Are the days of family detention numbered?
That remains to be seen, but there is no doubt the chorus of voices against the practice of locking up families and unaccompanied minors from Central America who are seeking asylum in the United States is not only growing louder and more insistent, but gaining powerful allies and being heard where it matters most: the courts, Congress and the White House.
On April 24, a federal judge in California issued a preliminary ruling that current detention policies violate a settlement reached in 1997. That ruling has not yet been filed as the two sides work to hammer out an agreement – a process that was set to end May 24 but has been extended to June 12, with a final agreement expected June 19.
That decision was the second courtroom defeat (of sorts) for the administration: In February, a federal judge ruled the government’s wholesale detention practices – meant to deter other asylum seekers – were illegal, and that each case must be reviewed, with detention decisions must be based on whether the asylum seekers present a risk to public safety if released while awaiting their court date. Advocates cheered that decision and expected families would start being released within a week, but instead, cases were reviewed and large bond amounts – averaging from $7,500 to $15,000 – were set for detainees, leaving them stuck in detention.
On May 21, 11 House Democrats held a press conference calling for the end of family detention; the event featured American Immigration Lawyers Association member Dree Collopy and a former detainee. Those 11 were joined May 27 by 125 other House Democrats sending a letter to Department of Homeland Security Secretary Jeh Johnson demanding an end to the practice.
“We believe your department has heard many of our concerns,” the letter says, “but has not fully grasped the serious harm being inflicted on mothers and children in custody. We believe the only solution to this problem is to end the use of family detention.”

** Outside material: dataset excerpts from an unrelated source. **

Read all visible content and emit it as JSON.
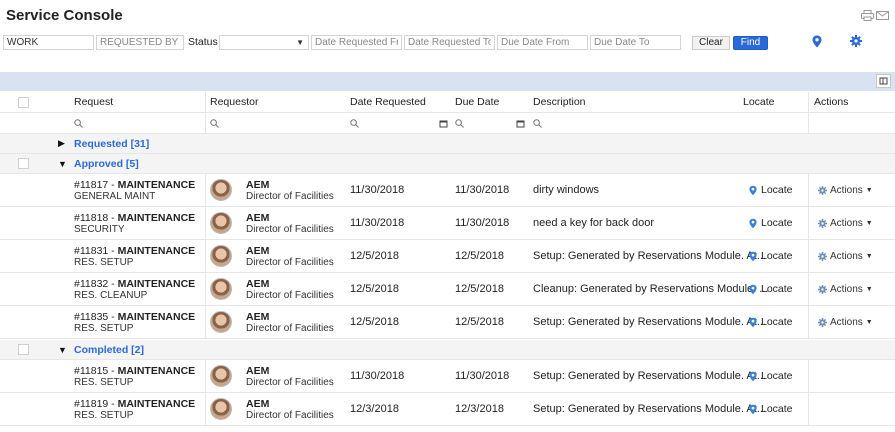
{
  "app": {
    "title": "Service Console"
  },
  "filters": {
    "work_value": "WORK",
    "requested_by_placeholder": "REQUESTED BY",
    "status_label": "Status",
    "date_requested_from_placeholder": "Date Requested From",
    "date_requested_to_placeholder": "Date Requested To",
    "due_date_from_placeholder": "Due Date From",
    "due_date_to_placeholder": "Due Date To",
    "clear_label": "Clear",
    "find_label": "Find"
  },
  "columns": {
    "request": "Request",
    "requestor": "Requestor",
    "date_requested": "Date Requested",
    "due_date": "Due Date",
    "description": "Description",
    "locate": "Locate",
    "actions": "Actions"
  },
  "groups": {
    "requested": "Requested [31]",
    "approved": "Approved [5]",
    "completed": "Completed [2]"
  },
  "rows": [
    {
      "id": "#11817 - ",
      "type": "MAINTENANCE",
      "category": "GENERAL MAINT",
      "req_name": "AEM",
      "req_title": "Director of Facilities",
      "date_requested": "11/30/2018",
      "due_date": "11/30/2018",
      "description": "dirty windows",
      "locate": "Locate",
      "actions": "Actions"
    },
    {
      "id": "#11818 - ",
      "type": "MAINTENANCE",
      "category": "SECURITY",
      "req_name": "AEM",
      "req_title": "Director of Facilities",
      "date_requested": "11/30/2018",
      "due_date": "11/30/2018",
      "description": "need a key for back door",
      "locate": "Locate",
      "actions": "Actions"
    },
    {
      "id": "#11831 - ",
      "type": "MAINTENANCE",
      "category": "RES. SETUP",
      "req_name": "AEM",
      "req_title": "Director of Facilities",
      "date_requested": "12/5/2018",
      "due_date": "12/5/2018",
      "description": "Setup: Generated by Reservations Module. At...",
      "locate": "Locate",
      "actions": "Actions"
    },
    {
      "id": "#11832 - ",
      "type": "MAINTENANCE",
      "category": "RES. CLEANUP",
      "req_name": "AEM",
      "req_title": "Director of Facilities",
      "date_requested": "12/5/2018",
      "due_date": "12/5/2018",
      "description": "Cleanup: Generated by Reservations Module. ...",
      "locate": "Locate",
      "actions": "Actions"
    },
    {
      "id": "#11835 - ",
      "type": "MAINTENANCE",
      "category": "RES. SETUP",
      "req_name": "AEM",
      "req_title": "Director of Facilities",
      "date_requested": "12/5/2018",
      "due_date": "12/5/2018",
      "description": "Setup: Generated by Reservations Module. At...",
      "locate": "Locate",
      "actions": "Actions"
    },
    {
      "id": "#11815 - ",
      "type": "MAINTENANCE",
      "category": "RES. SETUP",
      "req_name": "AEM",
      "req_title": "Director of Facilities",
      "date_requested": "11/30/2018",
      "due_date": "11/30/2018",
      "description": "Setup: Generated by Reservations Module. At...",
      "locate": "Locate",
      "actions": ""
    },
    {
      "id": "#11819 - ",
      "type": "MAINTENANCE",
      "category": "RES. SETUP",
      "req_name": "AEM",
      "req_title": "Director of Facilities",
      "date_requested": "12/3/2018",
      "due_date": "12/3/2018",
      "description": "Setup: Generated by Reservations Module. At...",
      "locate": "Locate",
      "actions": ""
    }
  ],
  "colors": {
    "accent": "#2a6ad6",
    "header_bar": "#d9e2f0",
    "group_bg": "#f4f4f4"
  }
}
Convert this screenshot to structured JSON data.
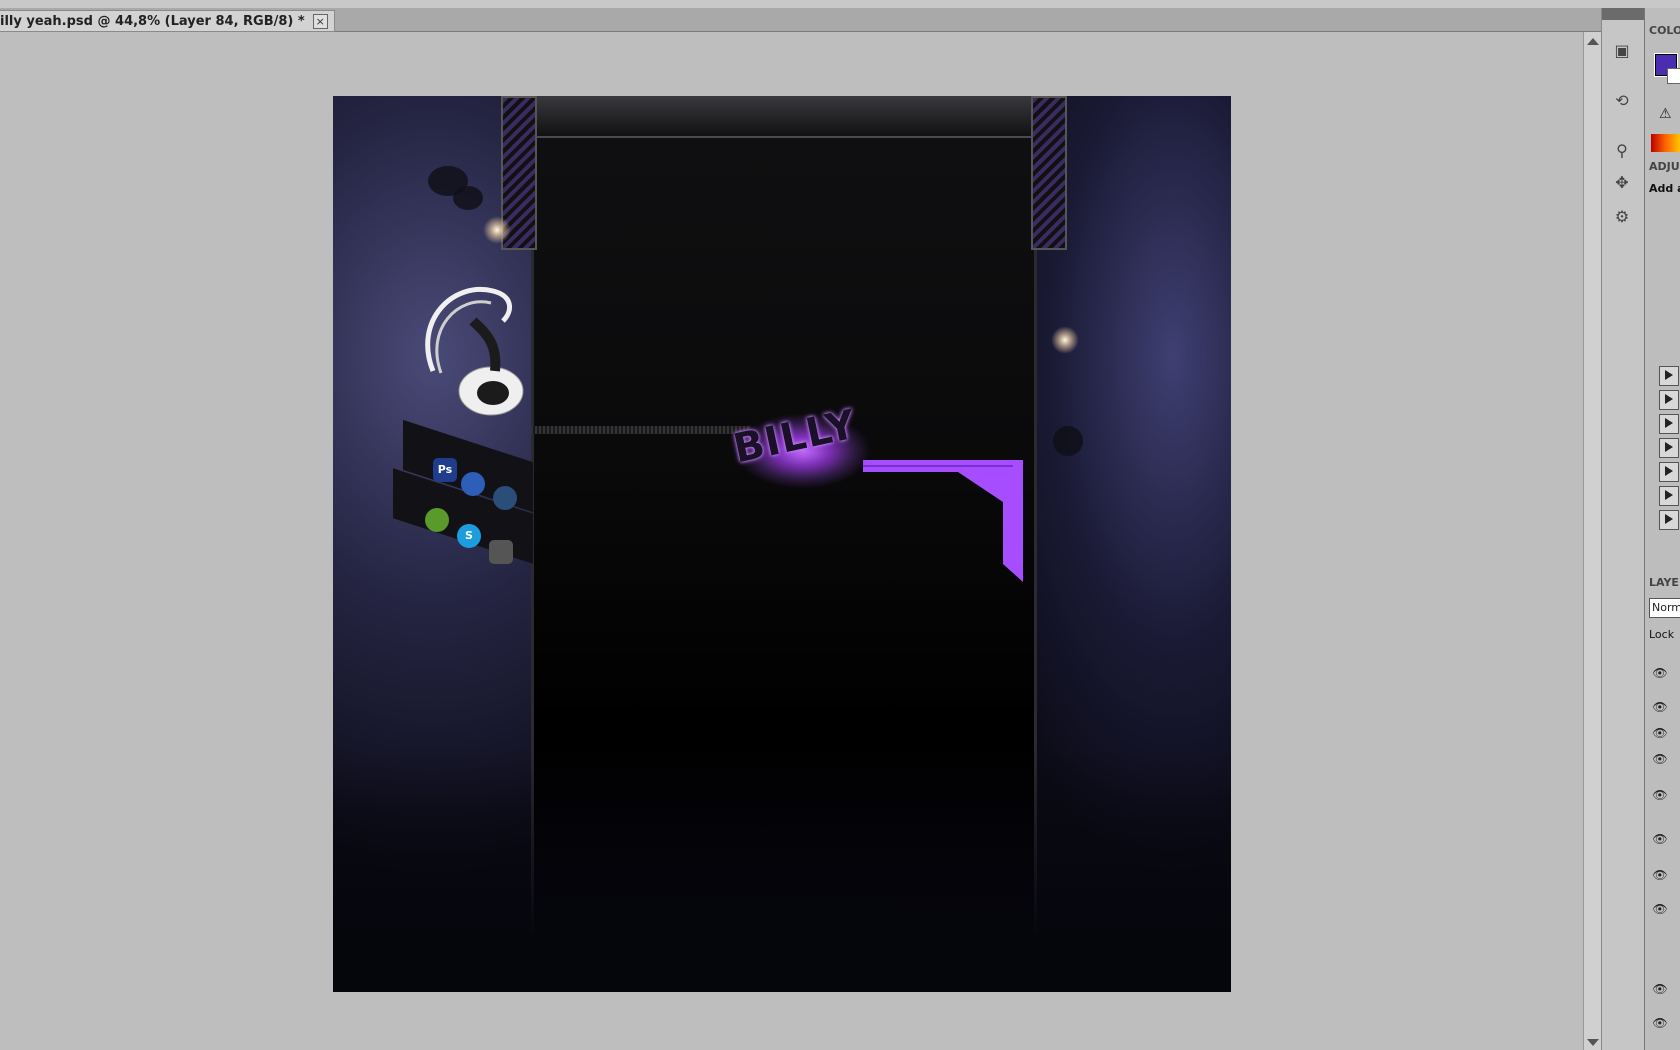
{
  "document_tab": {
    "title": "illy yeah.psd @ 44,8% (Layer 84, RGB/8) *",
    "close_symbol": "×"
  },
  "artwork": {
    "logo_text": "BILLY",
    "app_icons": [
      {
        "name": "photoshop-icon",
        "label": "Ps",
        "color": "#1f3d8c"
      },
      {
        "name": "firefox-icon",
        "label": "",
        "color": "#2e5fb8"
      },
      {
        "name": "messenger-icon",
        "label": "",
        "color": "#2a4d7a"
      },
      {
        "name": "spotify-icon",
        "label": "",
        "color": "#5a9a2a"
      },
      {
        "name": "skype-icon",
        "label": "S",
        "color": "#1c9de0"
      },
      {
        "name": "steam-icon",
        "label": "",
        "color": "#555555"
      }
    ]
  },
  "right_panels": {
    "color_title": "COLO",
    "adjustments_title": "ADJU",
    "adjustments_add": "Add a",
    "layers_title": "LAYE",
    "blend_mode": "Norm",
    "lock_label": "Lock"
  },
  "colors": {
    "foreground": "#4a2db0",
    "background": "#ffffff",
    "accent_purple": "#a64dff"
  }
}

Also on May 21, a group of faith leaders met with White House staff, and presented a letter signed by nearly 1,500 faith leaders from across the country. Among those in the meeting were Sr. Patricia McDermott, president of the Sister of Mercy of the Americas, Lawrence Couch, Director of the National Advocacy Center of the Sisters of the Good Shepherd, and Fr. Timothy P. Kesicki, President of the Jesuit Conference of the United States and Canada.
McDermott said the president’s reaction to the latest ruling will determine how he is seen by history.
“Over the next two weeks, Sisters of Mercy ask the Obama administration to take immediate action to end the shameful policy of incarcerating refugee women and children,” she said. “President Obama's decision to comply or to appeal Judge Dolly Gee's ruling will determine his legacy on immigration, as much as his fight for comprehensive immigration reform and deferred action.”
Couch said detention “shatters families and traumatizes children.”
“Since the Order was formed in the early 19th century in France, the Sisters of the Good Shepherd have dedicated their lives to protecting women and children. They condemn this detention of innocent people,” Couch said. “As Director of the The National Advocacy Center of the Sisters of the Good Shepherd, and speaking on behalf of the Sisters and lay staff in 74 countries, I strongly urge the government to immediately end this shameful detention policy.”
Kesicki called family detention immoral:
“As Jesuits we stand in solidarity with the mothers, infants, toddlers, children and teens being unjustly incarcerated in so-called ‘family immigration detention’ facilities,” he said. “The overwhelming majority of these children and mothers are asylum seekers who fled unspeakable violence and are searching for safe-haven within our borders. We call on the Obama Administration to end this corrosive and immoral practice immediately. These families are not flight risks, they quite obviously pose no danger to our communities. There is simply no excuse for the continued detention of mothers, children, toddlers and babies in any immigration detention facility in the United States. This shocking practice should not be the legacy of President Obama’s policy toward refugees and immigrants.”
Attorneys for the administration say detention gives the government more flexibility to respond to surges in immigration attempts.